Sandy Thurman, Director of the White House Office of National AIDS Policy and one of the keynote speakers, warned that "the misperception that we have a cure is leading many into a false sense of security that threatens prevention efforts and fuels public and political indifference. The epidemic is far from over. You and I know that, but much of America does not. News reports about treatments that left no trace of this deadly virus have led many across this nation, including those in Washington, to believe that the fight against AIDS has been won. Perhaps our most important job over the next few months is to temper hope with realism and share the reality that AIDS is thriving and growing, both in the communities across this country and, indeed, around the world."
Constance, also from Houston, learned about Mother's Voices through Sharon. "I had lost a son two years ago to AIDS, on August 6, 1995. After hearing about Mother's Voices, I wished that I could have known something about education and prevention, because had I known, maybe my son would still be alive. As a mother who's lost a child, I want to be out in the forefront, with other mothers, as a united front so that we can put an end to AIDS, because it is a disease that's preventable. I came to the conference not as a public speaker and not as an educator, but as a mother. Being a mother, I think we still have more influence than any professional on earth. I thought I would come and get a little professional training and take it back so that maybe I could help other mothers, so they won't run around with holes in their hearts."

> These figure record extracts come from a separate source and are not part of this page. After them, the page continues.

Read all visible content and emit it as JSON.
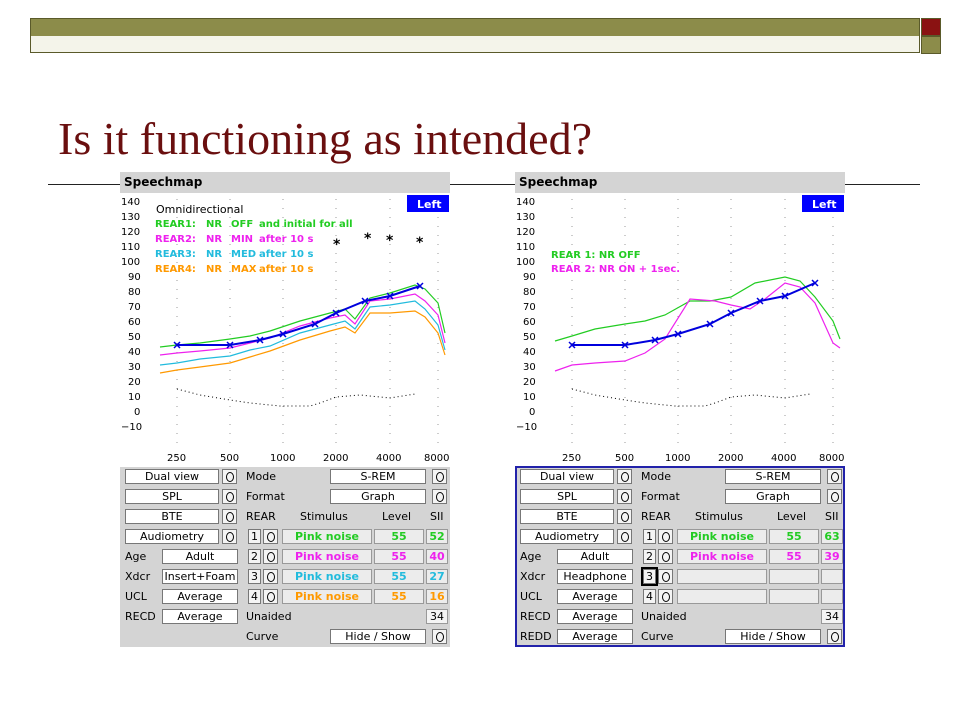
{
  "slide": {
    "title": "Is it functioning as intended?"
  },
  "colors": {
    "title": "#6a0f0f",
    "green": "#22cc22",
    "magenta": "#ee22ee",
    "cyan": "#22bbdd",
    "orange": "#ff9900",
    "blue": "#0000dd"
  },
  "panels": [
    {
      "title": "Speechmap",
      "left_button": "Left",
      "y_ticks": [
        "140",
        "130",
        "120",
        "110",
        "100",
        "90",
        "80",
        "70",
        "60",
        "50",
        "40",
        "30",
        "20",
        "10",
        "0",
        "−10"
      ],
      "x_ticks": [
        "250",
        "500",
        "1000",
        "2000",
        "4000",
        "8000"
      ],
      "legend_heading": "Omnidirectional",
      "legend": [
        {
          "a": "REAR1:",
          "b": "NR",
          "c": "OFF",
          "d": "and initial for all"
        },
        {
          "a": "REAR2:",
          "b": "NR",
          "c": "MIN",
          "d": "after 10 s"
        },
        {
          "a": "REAR3:",
          "b": "NR",
          "c": "MED",
          "d": "after 10 s"
        },
        {
          "a": "REAR4:",
          "b": "NR",
          "c": "MAX",
          "d": "after 10 s"
        }
      ],
      "asterisks": [
        "*",
        "*",
        "*",
        "*"
      ],
      "left_controls": [
        "Dual view",
        "SPL",
        "BTE",
        "Audiometry"
      ],
      "settings": [
        {
          "label": "Age",
          "value": "Adult"
        },
        {
          "label": "Xdcr",
          "value": "Insert+Foam"
        },
        {
          "label": "UCL",
          "value": "Average"
        },
        {
          "label": "RECD",
          "value": "Average"
        }
      ],
      "mode_label": "Mode",
      "mode_value": "S-REM",
      "format_label": "Format",
      "format_value": "Graph",
      "table_headers": {
        "rear": "REAR",
        "stimulus": "Stimulus",
        "level": "Level",
        "sii": "SII"
      },
      "rows": [
        {
          "n": "1",
          "stimulus": "Pink noise",
          "level": "55",
          "sii": "52"
        },
        {
          "n": "2",
          "stimulus": "Pink noise",
          "level": "55",
          "sii": "40"
        },
        {
          "n": "3",
          "stimulus": "Pink noise",
          "level": "55",
          "sii": "27"
        },
        {
          "n": "4",
          "stimulus": "Pink noise",
          "level": "55",
          "sii": "16"
        }
      ],
      "unaided_label": "Unaided",
      "unaided_value": "34",
      "curve_label": "Curve",
      "curve_value": "Hide / Show"
    },
    {
      "title": "Speechmap",
      "left_button": "Left",
      "y_ticks": [
        "140",
        "130",
        "120",
        "110",
        "100",
        "90",
        "80",
        "70",
        "60",
        "50",
        "40",
        "30",
        "20",
        "10",
        "0",
        "−10"
      ],
      "x_ticks": [
        "250",
        "500",
        "1000",
        "2000",
        "4000",
        "8000"
      ],
      "legend": [
        {
          "text": "REAR 1: NR OFF"
        },
        {
          "text": "REAR 2: NR ON + 1sec."
        }
      ],
      "left_controls": [
        "Dual view",
        "SPL",
        "BTE",
        "Audiometry"
      ],
      "settings": [
        {
          "label": "Age",
          "value": "Adult"
        },
        {
          "label": "Xdcr",
          "value": "Headphone"
        },
        {
          "label": "UCL",
          "value": "Average"
        },
        {
          "label": "RECD",
          "value": "Average"
        },
        {
          "label": "REDD",
          "value": "Average"
        }
      ],
      "mode_label": "Mode",
      "mode_value": "S-REM",
      "format_label": "Format",
      "format_value": "Graph",
      "table_headers": {
        "rear": "REAR",
        "stimulus": "Stimulus",
        "level": "Level",
        "sii": "SII"
      },
      "rows": [
        {
          "n": "1",
          "stimulus": "Pink noise",
          "level": "55",
          "sii": "63"
        },
        {
          "n": "2",
          "stimulus": "Pink noise",
          "level": "55",
          "sii": "39"
        },
        {
          "n": "3",
          "stimulus": "",
          "level": "",
          "sii": ""
        },
        {
          "n": "4",
          "stimulus": "",
          "level": "",
          "sii": ""
        }
      ],
      "unaided_label": "Unaided",
      "unaided_value": "34",
      "curve_label": "Curve",
      "curve_value": "Hide / Show"
    }
  ]
}
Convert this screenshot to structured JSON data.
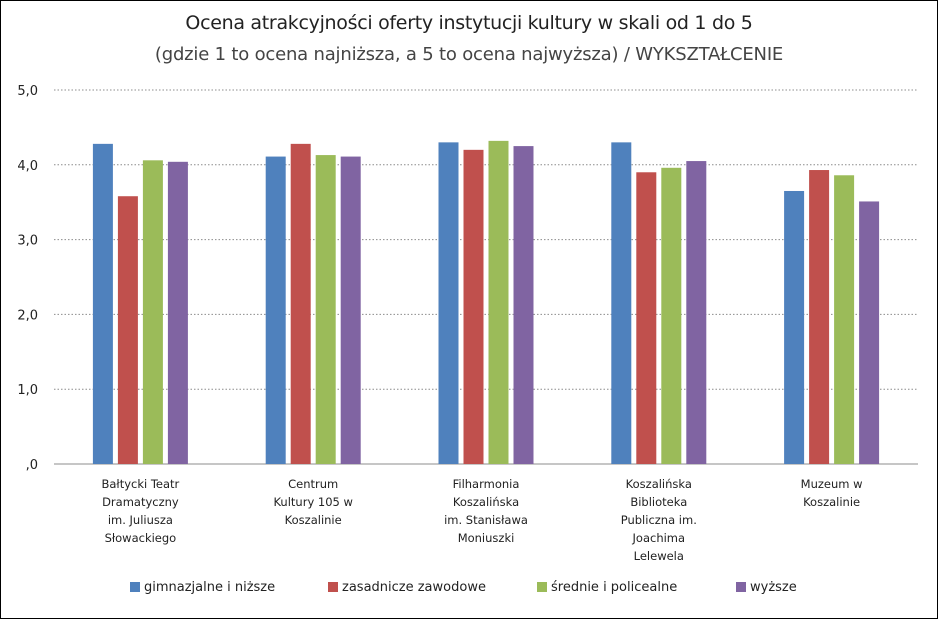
{
  "chart_data": {
    "type": "bar",
    "title": "Ocena atrakcyjności oferty instytucji kultury w skali od 1 do 5",
    "subtitle": "(gdzie 1 to ocena najniższa, a 5 to ocena najwyższa) / WYKSZTAŁCENIE",
    "xlabel": "",
    "ylabel": "",
    "ylim": [
      0,
      5
    ],
    "yticks": [
      0,
      1,
      2,
      3,
      4,
      5
    ],
    "ytick_labels": [
      ",0",
      "1,0",
      "2,0",
      "3,0",
      "4,0",
      "5,0"
    ],
    "grid": true,
    "legend_position": "bottom",
    "categories": [
      [
        "Bałtycki Teatr",
        "Dramatyczny",
        "im. Juliusza",
        "Słowackiego"
      ],
      [
        "Centrum",
        "Kultury 105 w",
        "Koszalinie"
      ],
      [
        "Filharmonia",
        "Koszalińska",
        "im. Stanisława",
        "Moniuszki"
      ],
      [
        "Koszalińska",
        "Biblioteka",
        "Publiczna im.",
        "Joachima",
        "Lelewela"
      ],
      [
        "Muzeum w",
        "Koszalinie"
      ]
    ],
    "series": [
      {
        "name": "gimnazjalne i niższe",
        "color": "#4f81bd",
        "values": [
          4.28,
          4.11,
          4.3,
          4.3,
          3.65
        ]
      },
      {
        "name": "zasadnicze zawodowe",
        "color": "#c0504d",
        "values": [
          3.58,
          4.28,
          4.2,
          3.9,
          3.93
        ]
      },
      {
        "name": "średnie i policealne",
        "color": "#9bbb59",
        "values": [
          4.06,
          4.13,
          4.32,
          3.96,
          3.86
        ]
      },
      {
        "name": "wyższe",
        "color": "#8064a2",
        "values": [
          4.04,
          4.11,
          4.25,
          4.05,
          3.51
        ]
      }
    ]
  }
}
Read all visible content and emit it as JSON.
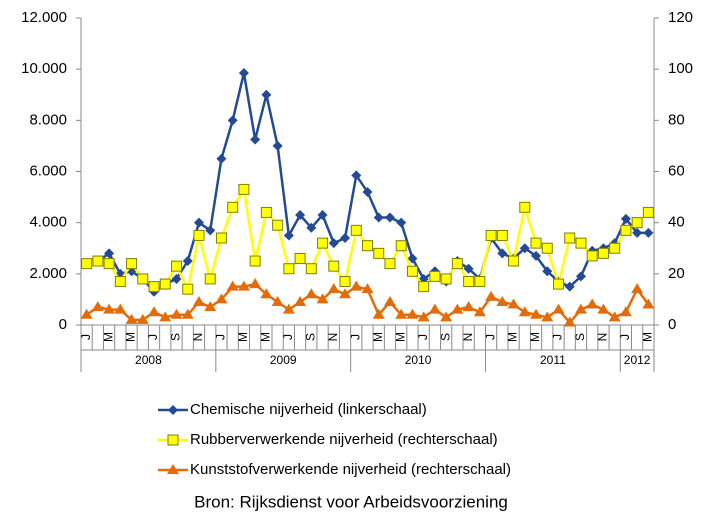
{
  "chart_data": {
    "type": "line",
    "categories": [
      "J",
      null,
      "M",
      null,
      "M",
      null,
      "J",
      null,
      "S",
      null,
      "N",
      null,
      "J",
      null,
      "M",
      null,
      "M",
      null,
      "J",
      null,
      "S",
      null,
      "N",
      null,
      "J",
      null,
      "M",
      null,
      "M",
      null,
      "J",
      null,
      "S",
      null,
      "N",
      null,
      "J",
      null,
      "M",
      null,
      "M",
      null,
      "J",
      null,
      "S",
      null,
      "N",
      null,
      "J",
      null,
      "M"
    ],
    "year_labels": [
      "2008",
      "2009",
      "2010",
      "2011",
      "2012"
    ],
    "ylim": [
      0,
      12000
    ],
    "yticks": [
      0,
      {
        "value": 2000,
        "label": "2.000"
      },
      {
        "value": 4000,
        "label": "4.000"
      },
      {
        "value": 6000,
        "label": "6.000"
      },
      {
        "value": 8000,
        "label": "8.000"
      },
      {
        "value": 10000,
        "label": "10.000"
      },
      {
        "value": 12000,
        "label": "12.000"
      }
    ],
    "y2lim": [
      0,
      120
    ],
    "y2ticks": [
      0,
      20,
      40,
      60,
      80,
      100,
      120
    ],
    "series": [
      {
        "name": "Chemische nijverheid (linkerschaal)",
        "color": "#244a94",
        "marker": "diamond",
        "values": [
          2400,
          2500,
          2800,
          2000,
          2100,
          1800,
          1300,
          1600,
          1800,
          2500,
          4000,
          3700,
          6500,
          8000,
          9850,
          7250,
          9000,
          7000,
          3500,
          4300,
          3800,
          4300,
          3200,
          3400,
          5850,
          5200,
          4200,
          4200,
          4000,
          2600,
          1800,
          2100,
          1700,
          2500,
          2200,
          1800,
          3400,
          2800,
          2600,
          3000,
          2700,
          2100,
          1700,
          1500,
          1900,
          2900,
          3000,
          3200,
          4150,
          3600,
          3600
        ]
      },
      {
        "name": "Rubberverwerkende nijverheid (rechterschaal)",
        "color": "#ffff00",
        "marker": "square",
        "axis": "y2",
        "values": [
          24,
          25,
          24,
          17,
          24,
          18,
          15,
          16,
          23,
          14,
          35,
          18,
          34,
          46,
          53,
          25,
          44,
          39,
          22,
          26,
          22,
          32,
          23,
          17,
          37,
          31,
          28,
          24,
          31,
          21,
          15,
          19,
          18,
          24,
          17,
          17,
          35,
          35,
          25,
          46,
          32,
          30,
          16,
          34,
          32,
          27,
          28,
          30,
          37,
          40,
          44
        ]
      },
      {
        "name": "Kunststofverwerkende nijverheid (rechterschaal)",
        "color": "#e36c0a",
        "marker": "triangle",
        "axis": "y2",
        "values": [
          4,
          7,
          6,
          6,
          2,
          2,
          5,
          3,
          4,
          4,
          9,
          7,
          10,
          15,
          15,
          16,
          12,
          9,
          6,
          9,
          12,
          10,
          14,
          12,
          15,
          14,
          4,
          9,
          4,
          4,
          3,
          6,
          3,
          6,
          7,
          5,
          11,
          9,
          8,
          5,
          4,
          3,
          6,
          1,
          6,
          8,
          6,
          3,
          5,
          14,
          8
        ]
      }
    ],
    "source": "Bron: Rijksdienst voor Arbeidsvoorziening"
  }
}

This hole in our collective hearts is what fuels us to continue the fight. In support of people everywhere who are living with HIV and those who have died, we take the knowledge gained at conferences and head back home to implement what we've learned. Sandra Thurman reminded us of an Indian philosopher who wrote, "Faith is the bird that feels the light of day and sings while the dawn is still dark." She summarized the mood of conference participants when she added, "Today, paradoxically, at the dawn of new AIDS treatments, our faith is challenged as never before -- but we will indeed meet this challenge and move toward the light of a new day. A day without AIDS."